After flagging off his journey in Mumbai last June on a Rs. 1 crore budget, Ghosh along with fellow biker Dharmendra Jain took the north-eastern route to Myanmar via Asean belt, South China, Mongolia and Russia, before entering Europe through Estonia, Poland, Germany, France, Spain, Portugal, US and Australia, and then returned.
Armored in his riding gear made of weatherproof lightweight synthetic with venting, pockets, strong stitches and rubber padding, Ghosh was determined to prove that people around the world are bound by common interests. “God created man and man created these boundaries. Maybe someday these borders will blur,” he said.
It was in the eighties that got his first bike—a pint-size Kawasaki 100—to ferry him across a 10 kilometer stretch from his hostel to college in Pune before firing up his mean machine to vroom around 68,000km three decades on.
Ghosh caught the travel bug on watching Ewan McGregor and his friend embark on a quest to bike from London to New York in a television series. After initial long-distance jaunts to Singapore and London, Ghosh, who is his own boss at the security agency he runs, decided to conquer the world.

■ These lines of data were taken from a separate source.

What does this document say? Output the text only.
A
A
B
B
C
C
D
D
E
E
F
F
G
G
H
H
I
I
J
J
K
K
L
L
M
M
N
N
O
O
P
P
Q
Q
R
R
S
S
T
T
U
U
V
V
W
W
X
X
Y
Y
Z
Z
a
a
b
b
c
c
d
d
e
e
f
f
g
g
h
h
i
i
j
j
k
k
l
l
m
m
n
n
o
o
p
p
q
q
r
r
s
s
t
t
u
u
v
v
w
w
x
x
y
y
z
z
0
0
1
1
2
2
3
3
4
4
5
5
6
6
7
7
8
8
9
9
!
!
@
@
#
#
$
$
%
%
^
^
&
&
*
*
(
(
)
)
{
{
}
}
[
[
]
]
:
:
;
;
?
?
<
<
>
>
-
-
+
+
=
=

Given the length of the journey and choice of transport, he had to pack as light as possible, though that still meant having close to 50kg of clothes, toiletries, camping gear and spare parts, brake pads, puncture repair tools, laptop, camera and goggles. An app and people he met helped navigate his ride.
A meeting with Prime Minister Narendra Modi before embarking on his journey grabbed eyeballs but not visas that forced him to alter his route and skip Africa. Despite the obstacles, the highlight for him was connecting with people who had never met an Indian. “We met many bikers who were excited to know for the first time that the highest motorable pass in the world was in India.”
The longest he rode was for 13 hours, covering 1,200km from New York to San Francisco. “Which wasn’t much. My longest riding time has been on a trip from Siliguri back to Agra for 18 hours. There is a difference between longest riding time and the longest stretch. If the road is bad, it would take longer like it did in Dimapur.”
He crossed 35 countries and five continents. Ghosh says the experiences he had during his passage served as a turning point. Apart from transforming him into a meat eater, the trip he says has made him an emotional being. If in Equador, a 78-year-old woman rode 200km with her son to welcome him at the border before taking him home to rest, Bolivians shared their fuel since gas stations there did not have India listed among the countries they could sell to. “We also came out unscathed in Honduras where the presidential election had led to civil unrest.”
His big dream now is to circumnavigate from Norway down to South Africa. Not too far-fetched for Ghosh given the earth’s diameter is only 12,742km.